S: “Because lives are special.”

T: “Why are lives special?”

S: “Isn’t it obvious?!”

T: “Not to me. Let’s try another approach. Are you a vegetarian?”

S: “Oh no I quite like my meat!”

T: “Aren’t lives special?”

S: “Erh not animal lives, human lives only!”

T: “OK now we have a more narrow claim ‘Human lives are special’. What makes human lives special such that it is morally wrong to take a human life but permissible to take an animal life?”


The point of this discussion is not to force the student to abandon her beliefs about euthanasia or to lead her to become a vegetarian. In fact the conclusions she holds after the discussion are irrelevant as they are her responsibility to reason to and defend as part of her beliefs. The process by which she arrives at these conclusions is the important bit. By pointing out generalities that need to be made specific, by seeking clarification for what might superficially appear obvious but may turn out to be very difficult to substantiate, by raising inconsistencies within the student’s own reasoning process, etc. the teacher is teaching the student to think. Not what to think, but rather how to think.


The most important word for philosophical inquiry is ‘why?’. There are no limits or restrictions to asking a ‘why’ question and no answer is ever ‘obvious’, ‘evident’ or not in need of clarification, support and argumentation. This includes the teacher’s claims and ideas, which should be as open to scrutiny as the students’ ideas. Intellectual rigour in pursuit of the truth within rational discourse is the essence of philosophy as a discipline and no idea should escape scrutiny. However, this process of questioning and challenging ideas should never be allowed to become personally demeaning or degrading.

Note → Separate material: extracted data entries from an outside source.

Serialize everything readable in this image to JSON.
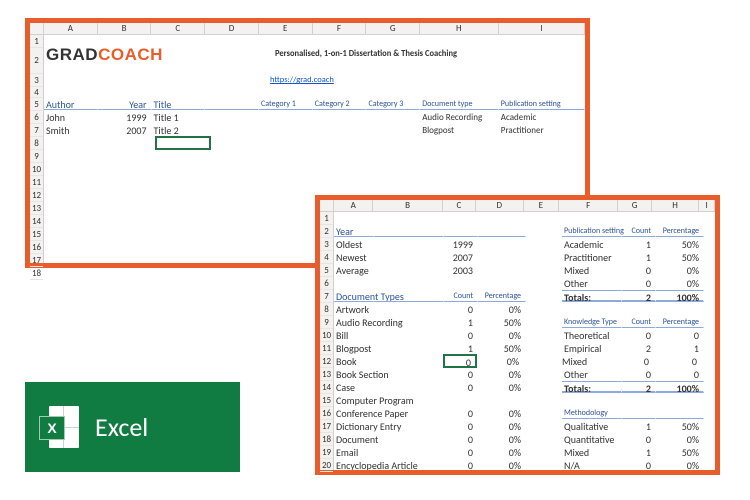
{
  "top": {
    "cols": [
      "A",
      "B",
      "C",
      "D",
      "E",
      "F",
      "G",
      "H",
      "I"
    ],
    "rows": [
      "1",
      "2",
      "3",
      "4",
      "5",
      "6",
      "7",
      "8",
      "9",
      "10",
      "11",
      "12",
      "13",
      "14",
      "15",
      "16",
      "17",
      "18"
    ],
    "logo_grad": "GRAD",
    "logo_coach": "COACH",
    "tagline": "Personalised, 1-on-1 Dissertation & Thesis Coaching",
    "link": "https://grad.coach",
    "headers": {
      "author": "Author",
      "year": "Year",
      "title": "Title",
      "cat1": "Category 1",
      "cat2": "Category 2",
      "cat3": "Category 3",
      "doctype": "Document type",
      "pubset": "Publication setting"
    },
    "data": [
      {
        "author": "John",
        "year": "1999",
        "title": "Title 1",
        "doctype": "Audio Recording",
        "pubset": "Academic"
      },
      {
        "author": "Smith",
        "year": "2007",
        "title": "Title 2",
        "doctype": "Blogpost",
        "pubset": "Practitioner"
      }
    ]
  },
  "bot": {
    "cols": [
      "A",
      "B",
      "C",
      "D",
      "E",
      "F",
      "G",
      "H",
      "I"
    ],
    "rows": [
      "1",
      "2",
      "3",
      "4",
      "5",
      "6",
      "7",
      "8",
      "9",
      "10",
      "11",
      "12",
      "13",
      "14",
      "15",
      "16",
      "17",
      "18",
      "19",
      "20"
    ],
    "year_hdr": "Year",
    "year_rows": [
      [
        "Oldest",
        "1999"
      ],
      [
        "Newest",
        "2007"
      ],
      [
        "Average",
        "2003"
      ]
    ],
    "pubset_hdr": "Publication setting",
    "count": "Count",
    "pct": "Percentage",
    "pubset_rows": [
      [
        "Academic",
        "1",
        "50%"
      ],
      [
        "Practitioner",
        "1",
        "50%"
      ],
      [
        "Mixed",
        "0",
        "0%"
      ],
      [
        "Other",
        "0",
        "0%"
      ]
    ],
    "totals": "Totals:",
    "pubset_tot": [
      "2",
      "100%"
    ],
    "doctype_hdr": "Document Types",
    "doctype_rows": [
      [
        "Artwork",
        "0",
        "0%"
      ],
      [
        "Audio Recording",
        "1",
        "50%"
      ],
      [
        "Bill",
        "0",
        "0%"
      ],
      [
        "Blogpost",
        "1",
        "50%"
      ],
      [
        "Book",
        "0",
        "0%"
      ],
      [
        "Book Section",
        "0",
        "0%"
      ],
      [
        "Case",
        "0",
        "0%"
      ],
      [
        "Computer Program",
        "",
        ""
      ],
      [
        "Conference Paper",
        "0",
        "0%"
      ],
      [
        "Dictionary Entry",
        "0",
        "0%"
      ],
      [
        "Document",
        "0",
        "0%"
      ],
      [
        "Email",
        "0",
        "0%"
      ],
      [
        "Encyclopedia Article",
        "0",
        "0%"
      ]
    ],
    "ktype_hdr": "Knowledge Type",
    "ktype_rows": [
      [
        "Theoretical",
        "0",
        "0"
      ],
      [
        "Empirical",
        "2",
        "1"
      ],
      [
        "Mixed",
        "0",
        "0"
      ],
      [
        "Other",
        "0",
        "0"
      ]
    ],
    "ktype_tot": [
      "2",
      "100%"
    ],
    "meth_hdr": "Methodology",
    "meth_rows": [
      [
        "Qualitative",
        "1",
        "50%"
      ],
      [
        "Quantitative",
        "0",
        "0%"
      ],
      [
        "Mixed",
        "1",
        "50%"
      ],
      [
        "N/A",
        "0",
        "0%"
      ]
    ]
  },
  "excel_label": "Excel",
  "excel_x": "X"
}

It is the role of the teacher to guide the discussion by encouraging criticism and exploration, while ensuring that everyone remains respectful of others in the group as people while challenging their ideas.

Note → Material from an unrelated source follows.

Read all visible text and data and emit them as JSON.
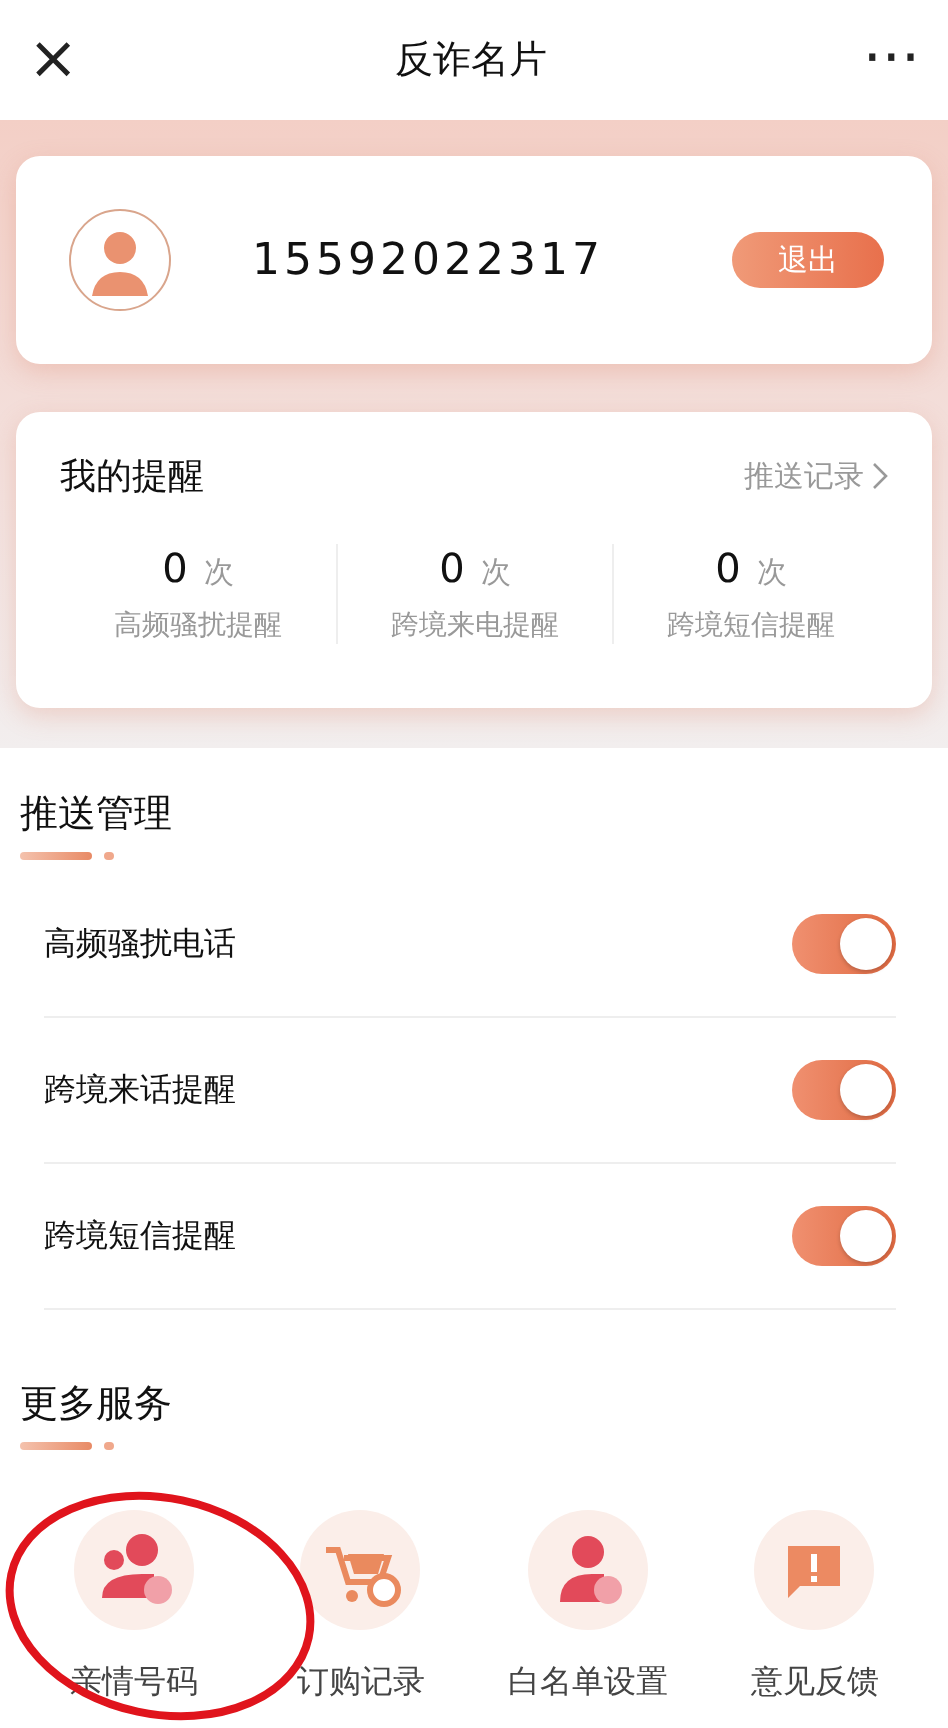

All of this is much easier to do achieve on a one to one basis, which allows the teacher to fully explore the student’s ideas, follow a train of thought to its conclusion, pursue confusions, correct unclarities, point out inconsistencies and help the student develop his own, original arguments. Group discussions on the other hand may derail this thinking process. The challenge for seminar group teachers is to guide the whole group through the process even though they start from different starting points and go through different routes to arrive at different conclusions.

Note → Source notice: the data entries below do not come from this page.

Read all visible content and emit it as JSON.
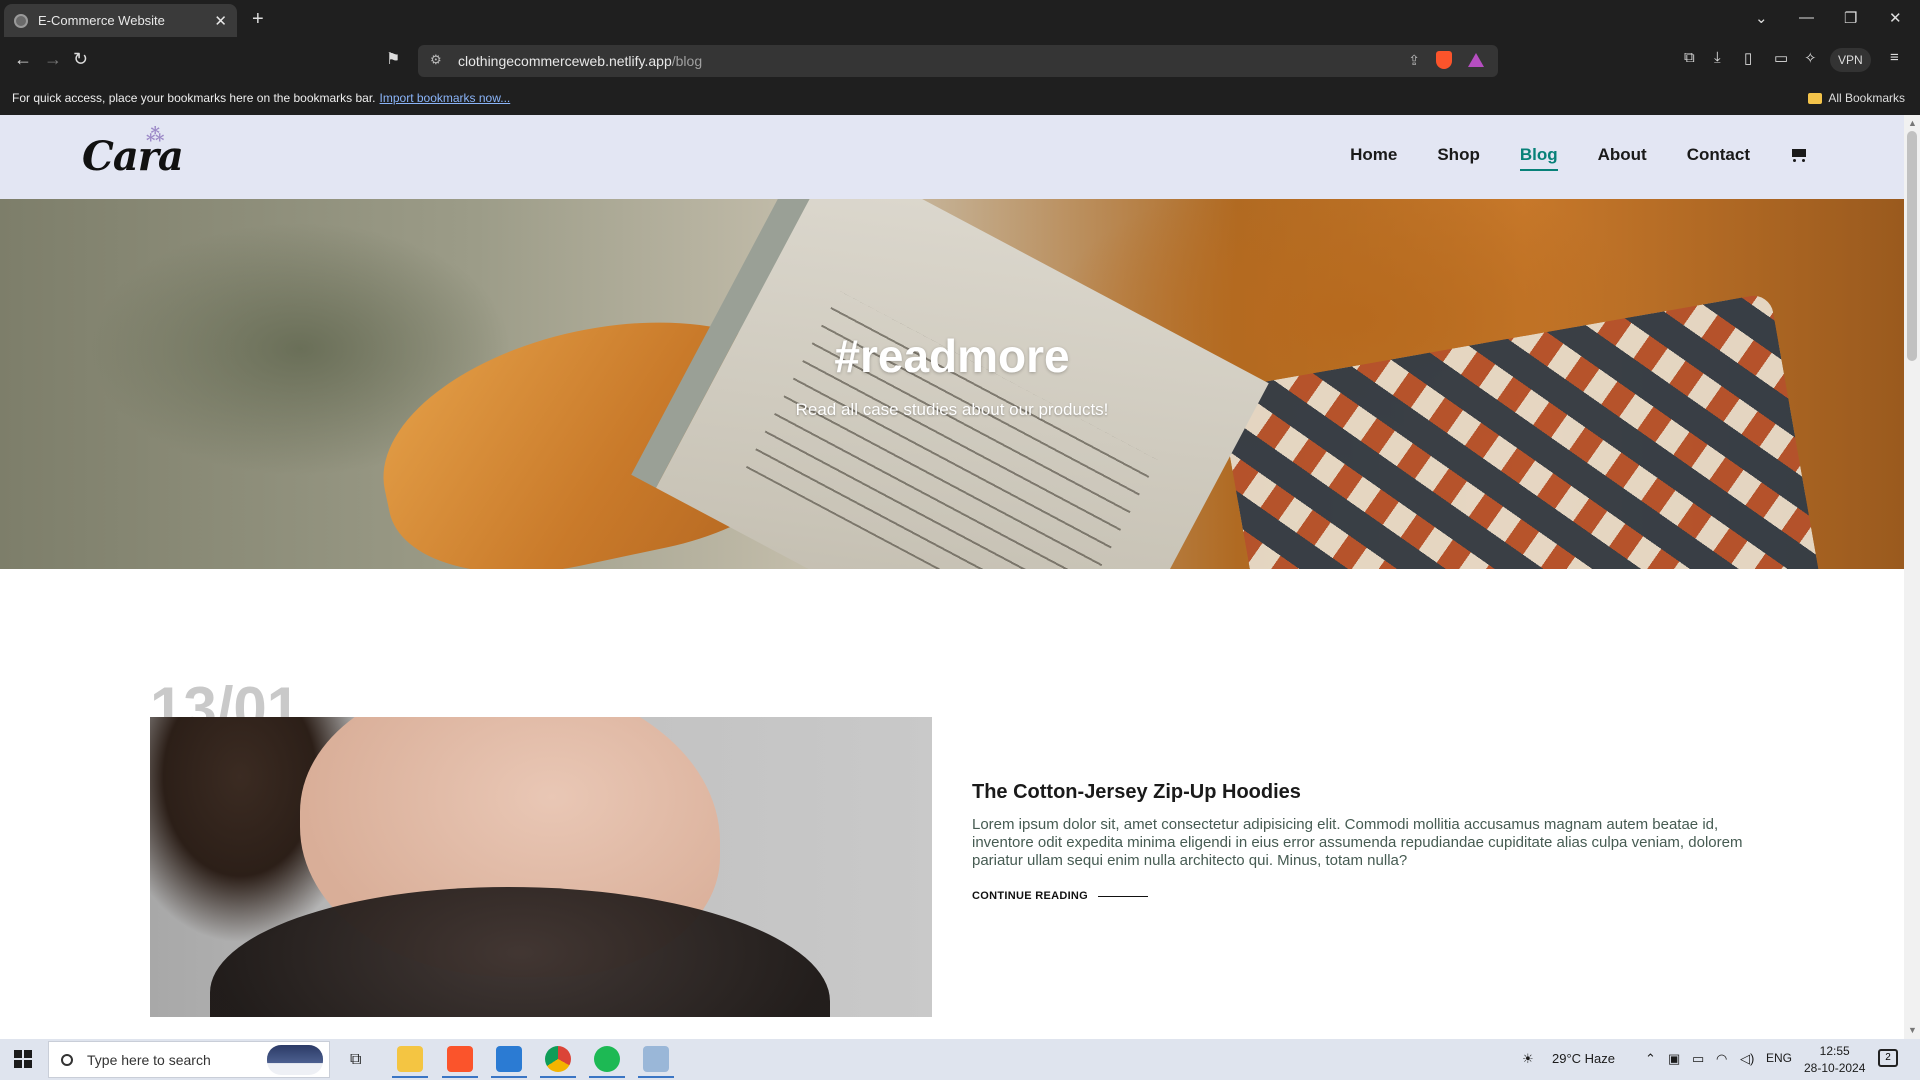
{
  "browser": {
    "tab_title": "E-Commerce Website",
    "url_host": "clothingecommerceweb.netlify.app",
    "url_path": "/blog",
    "bookmarks_text": "For quick access, place your bookmarks here on the bookmarks bar.",
    "bookmarks_link": "Import bookmarks now...",
    "all_bookmarks": "All Bookmarks",
    "vpn_label": "VPN"
  },
  "site": {
    "logo": "Cara",
    "nav": [
      "Home",
      "Shop",
      "Blog",
      "About",
      "Contact"
    ],
    "active_nav": "Blog",
    "accent_color": "#088178",
    "header_bg": "#e3e6f3"
  },
  "hero": {
    "title": "#readmore",
    "subtitle": "Read all case studies about our products!"
  },
  "post": {
    "date": "13/01",
    "title": "The Cotton-Jersey Zip-Up Hoodies",
    "text": "Lorem ipsum dolor sit, amet consectetur adipisicing elit. Commodi mollitia accusamus magnam autem beatae id, inventore odit expedita minima eligendi in eius error assumenda repudiandae cupiditate alias culpa veniam, dolorem pariatur ullam sequi enim nulla architecto qui. Minus, totam nulla?",
    "cta": "CONTINUE READING"
  },
  "taskbar": {
    "search_placeholder": "Type here to search",
    "weather": "29°C  Haze",
    "language": "ENG",
    "time": "12:55",
    "date": "28-10-2024",
    "notifications": "2"
  }
}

This website provides resources for structuring teaching sessions so that they get the best out of all the students participating in them, so that seminar group teachers can preserve some of the insights that are achieved in one to one teaching. Case studies are a very popular tool for ethics discussions. They have many merits, in that they identify particular issues of relevance to the course content, they stimulate discussion by provoking the students to express their own ideas, they often reflect real life problems that are both interesting and pertinent, and so on. However, the quality of the discussion that ensues from presenting a case study depends on the skills of the teacher and it easy for a small group’s ideas to become derailed. A number of different but interrelated points may be raised by different students at the same time with no opportunity to consider them one at a time, some students may make interesting but slightly off topic contributions that lead the whole group onto side-issues before the main questions have been explored, students may become overly concerned with some points, e.g. seeking clarification on the minutiae of empirical facts, while entirely missing the importance of other points, e.g. the normative implications of these facts regardless of their particular details and so on. The teaching strategies on this website provide targets for discussions and structured  plans for reaching these targets. The targets for discussion are never specific conclusions either for or against a particular argument, but rather reasoning targets, e.g. being able to identify the relevant questions, being able to create a map of the various responses to these questions, being able to see the specific weaknesses and strengths of each line of argument, etc. Again the main aim is to teach students how to think rather than what to think.